Only applies taco augmentations in vertical direction.
Default corruption type is 'random', other supported types are [black, white, mean].
-------Arguments-------
:image: A gray scaled input image that needs to be augmented. 需要增强的 灰度 输入图像。
:corruption_type: Type of corruption needs to be applied [one of- black, white, random or mean]
-------Returns--------
A TACO augmented image. 返回增强图像
"""
if len(image.shape) < 2 or len(image.shape) > 3: # 确保是2维的灰度输入图像
raise Exception("Input image with Invalid Shape!")
if len(image.shape) == 3:
raise Exception("Only Gray Scale Images are supported!")
img_h, img_w = image.shape[0], image.shape[1]
image = self._do_taco(image, img_h, img_w,
self.min_tile_width_vertical,
self.max_tile_width_vertical,
orientation='vertical',
corruption_type=corruption_type)
return image
def apply_horizontal_taco(self, image, corruption_type='random'):
"""
Only applies taco augmentations in horizontal direction.
Default corruption type is 'random', other supported types are [black, white, mean].
-------Arguments-------
:image: A gray scaled input image that needs to be augmented.
:corruption_type: Type of corruption needs to be applied [one of- black, white, random or mean]
-------Returns--------
A TACO augmented image.
"""
if len(image.shape) < 2 or len(image.shape) > 3:
raise Exception("Input image with Invalid Shape!")
if len(image.shape) == 3:
raise Exception("Only Gray Scale Images are supported!")
img_h, img_w = image.shape[0], image.shape[1]

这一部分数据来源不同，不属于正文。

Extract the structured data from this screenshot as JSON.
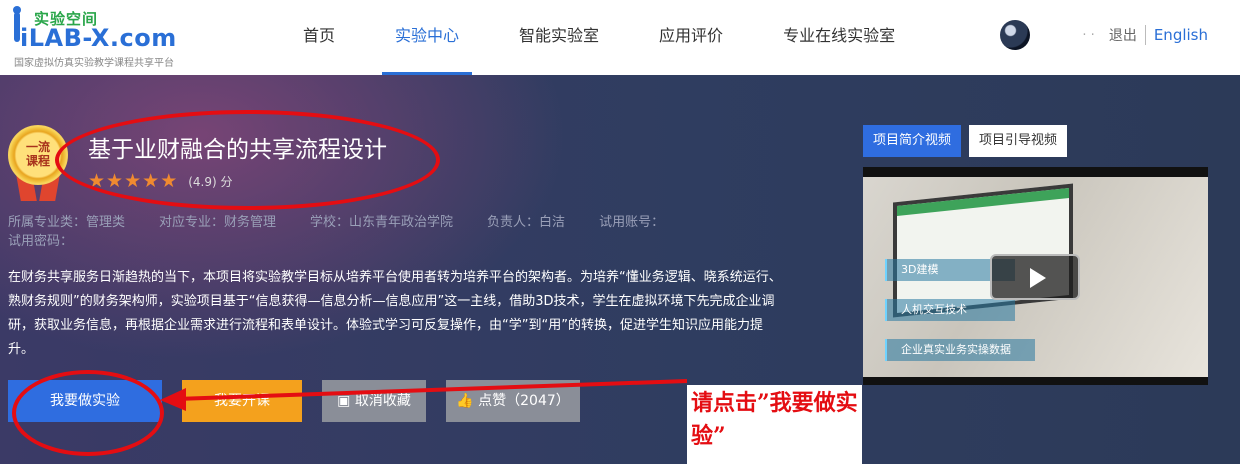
{
  "header": {
    "logo": {
      "cn": "实验空间",
      "en": "iLAB-X.com",
      "subtitle": "国家虚拟仿真实验教学课程共享平台"
    },
    "nav": [
      "首页",
      "实验中心",
      "智能实验室",
      "应用评价",
      "专业在线实验室"
    ],
    "active_nav": "实验中心",
    "user": {
      "name": "· ·",
      "logout": "退出",
      "language": "English"
    }
  },
  "project": {
    "badge": [
      "一流",
      "课程"
    ],
    "title": "基于业财融合的共享流程设计",
    "stars": 5,
    "rating": "(4.9) 分",
    "meta": {
      "category": "所属专业类：管理类",
      "major": "对应专业：财务管理",
      "school": "学校：山东青年政治学院",
      "owner": "负责人：白洁",
      "trial_account": "试用账号：",
      "trial_password": "试用密码："
    },
    "description": "在财务共享服务日渐趋热的当下，本项目将实验教学目标从培养平台使用者转为培养平台的架构者。为培养“懂业务逻辑、晓系统运行、熟财务规则”的财务架构师，实验项目基于“信息获得—信息分析—信息应用”这一主线，借助3D技术，学生在虚拟环境下先完成企业调研，获取业务信息，再根据企业需求进行流程和表单设计。体验式学习可反复操作，由“学”到“用”的转换，促进学生知识应用能力提升。",
    "buttons": {
      "do_experiment": "我要做实验",
      "open_course": "我要开课",
      "unfavorite": "取消收藏",
      "like": "点赞（2047）"
    }
  },
  "video": {
    "tabs": [
      "项目简介视频",
      "项目引导视频"
    ],
    "active_tab": "项目简介视频",
    "features": [
      "3D建模",
      "人机交互技术",
      "企业真实业务实操数据"
    ]
  },
  "annotation": {
    "callout": "请点击”我要做实验”",
    "color": "#e40d12"
  }
}
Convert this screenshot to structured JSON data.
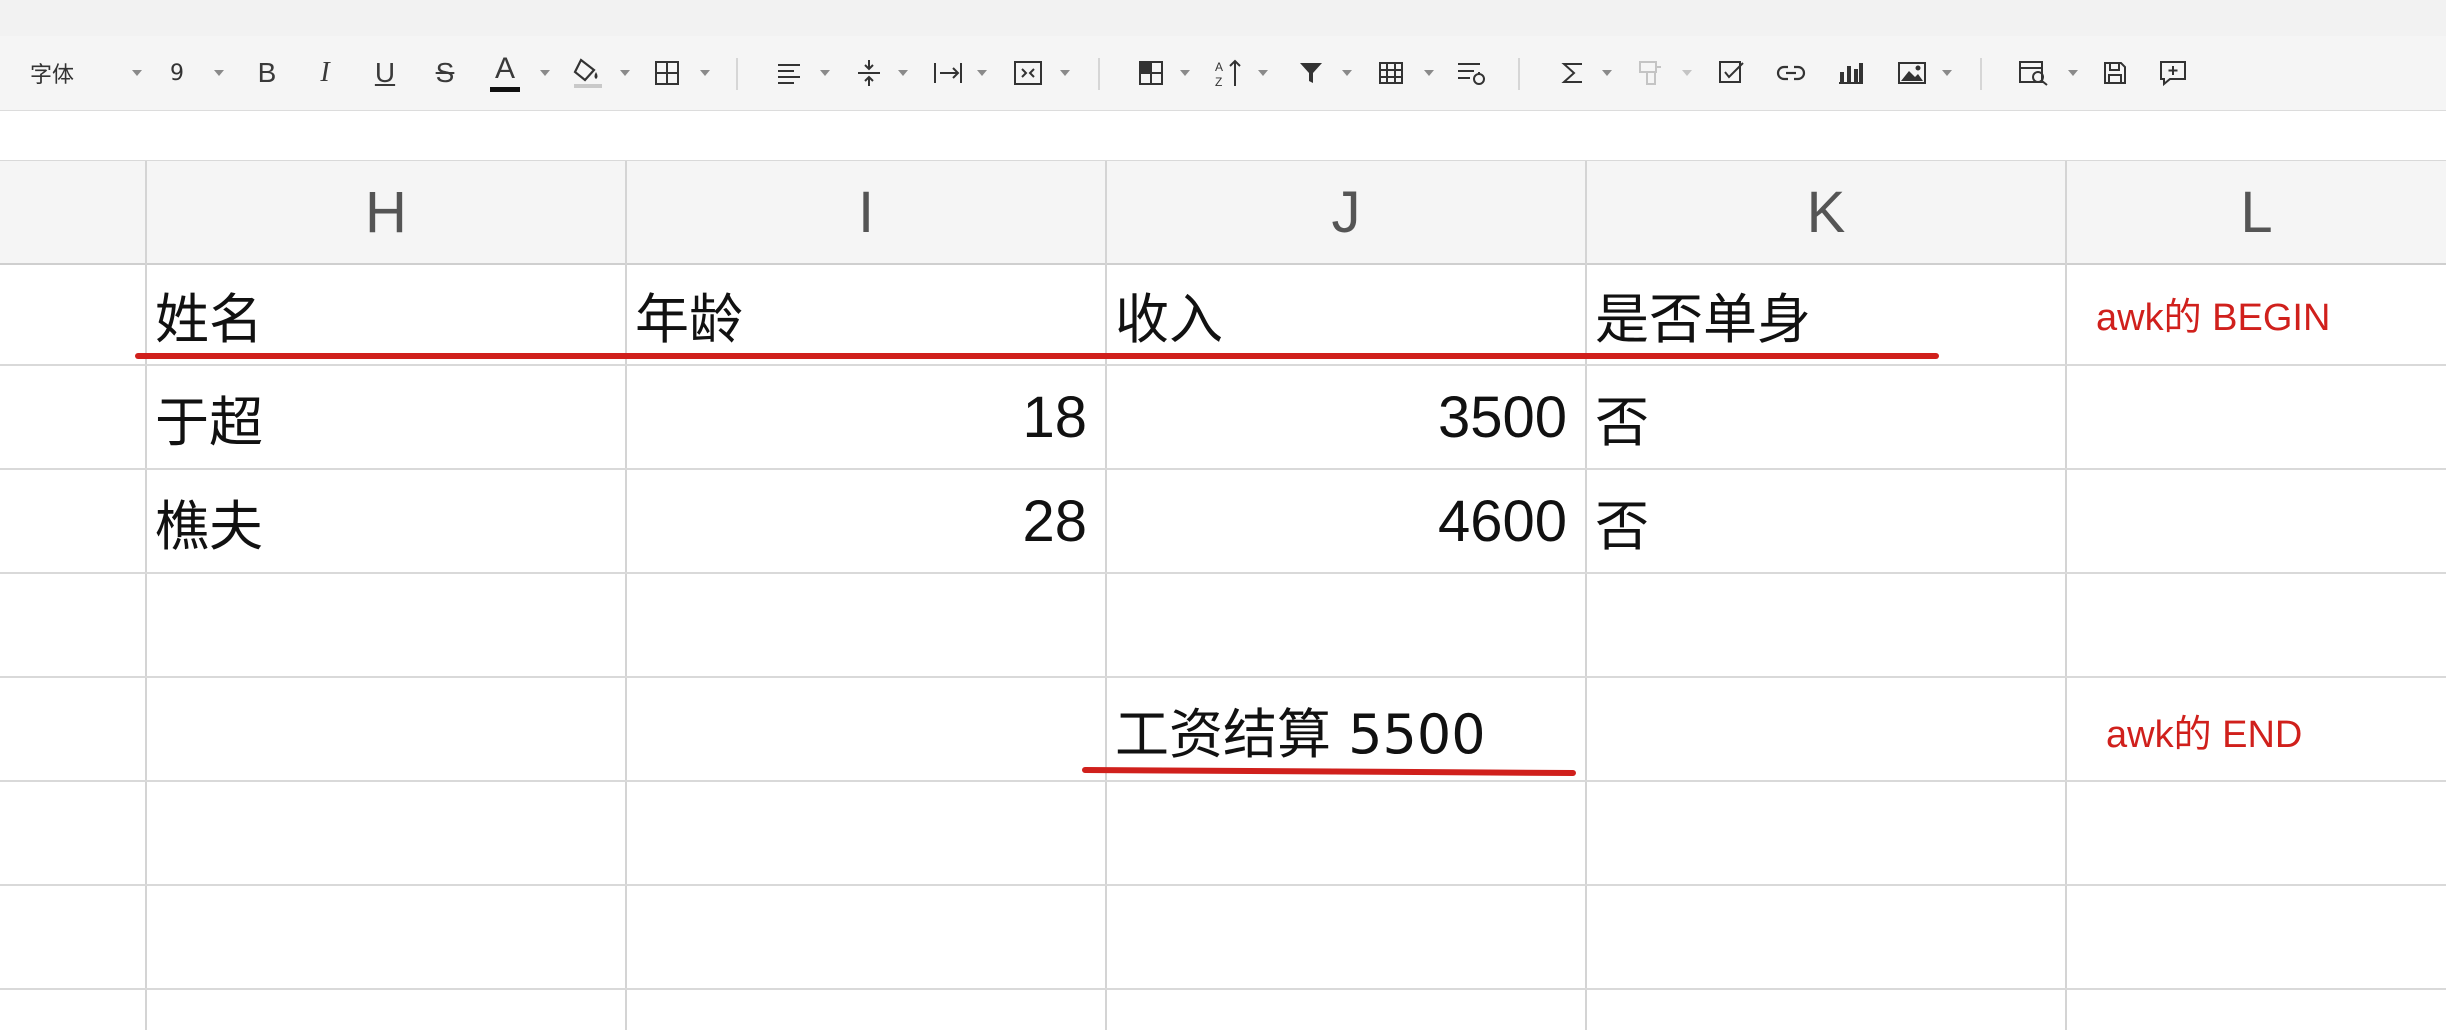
{
  "toolbar": {
    "font_name": "字体",
    "font_size": "9",
    "bold": "B",
    "italic": "I",
    "underline": "U",
    "strike": "S",
    "font_color_letter": "A"
  },
  "columns": [
    "H",
    "I",
    "J",
    "K",
    "L"
  ],
  "rows": [
    {
      "H": "姓名",
      "I": "年龄",
      "J": "收入",
      "K": "是否单身",
      "L": "awk的 BEGIN"
    },
    {
      "H": "于超",
      "I": "18",
      "J": "3500",
      "K": "否",
      "L": ""
    },
    {
      "H": "樵夫",
      "I": "28",
      "J": "4600",
      "K": "否",
      "L": ""
    },
    {
      "H": "",
      "I": "",
      "J": "",
      "K": "",
      "L": ""
    },
    {
      "H": "",
      "I": "",
      "J": "工资结算 5500",
      "K": "",
      "L": "awk的 END"
    },
    {
      "H": "",
      "I": "",
      "J": "",
      "K": "",
      "L": ""
    },
    {
      "H": "",
      "I": "",
      "J": "",
      "K": "",
      "L": ""
    }
  ],
  "colors": {
    "annotation": "#d0201c",
    "font_color_bar": "#111111"
  }
}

image = self._do_taco(image, img_h, img_w,
self.min_tile_width_horizontal,
self.max_tile_width_horizontal,
orientation='horizontal',
corruption_type=corruption_type)
return image
def apply_taco(self, image, corruption_type='random'):
"""
Applies taco augmentations in both directions (vertical and horizontal).
Default corruption type is 'random', other supported types are [black, white, mean].
-------Arguments-------
:image: A gray scaled input image that needs to be augmented.
:corruption_type: Type of corruption needs to be applied [one of- black, white, random or mean]
-------Returns--------
A TACO augmented image.
"""
image = self.apply_vertical_taco(image, corruption_type)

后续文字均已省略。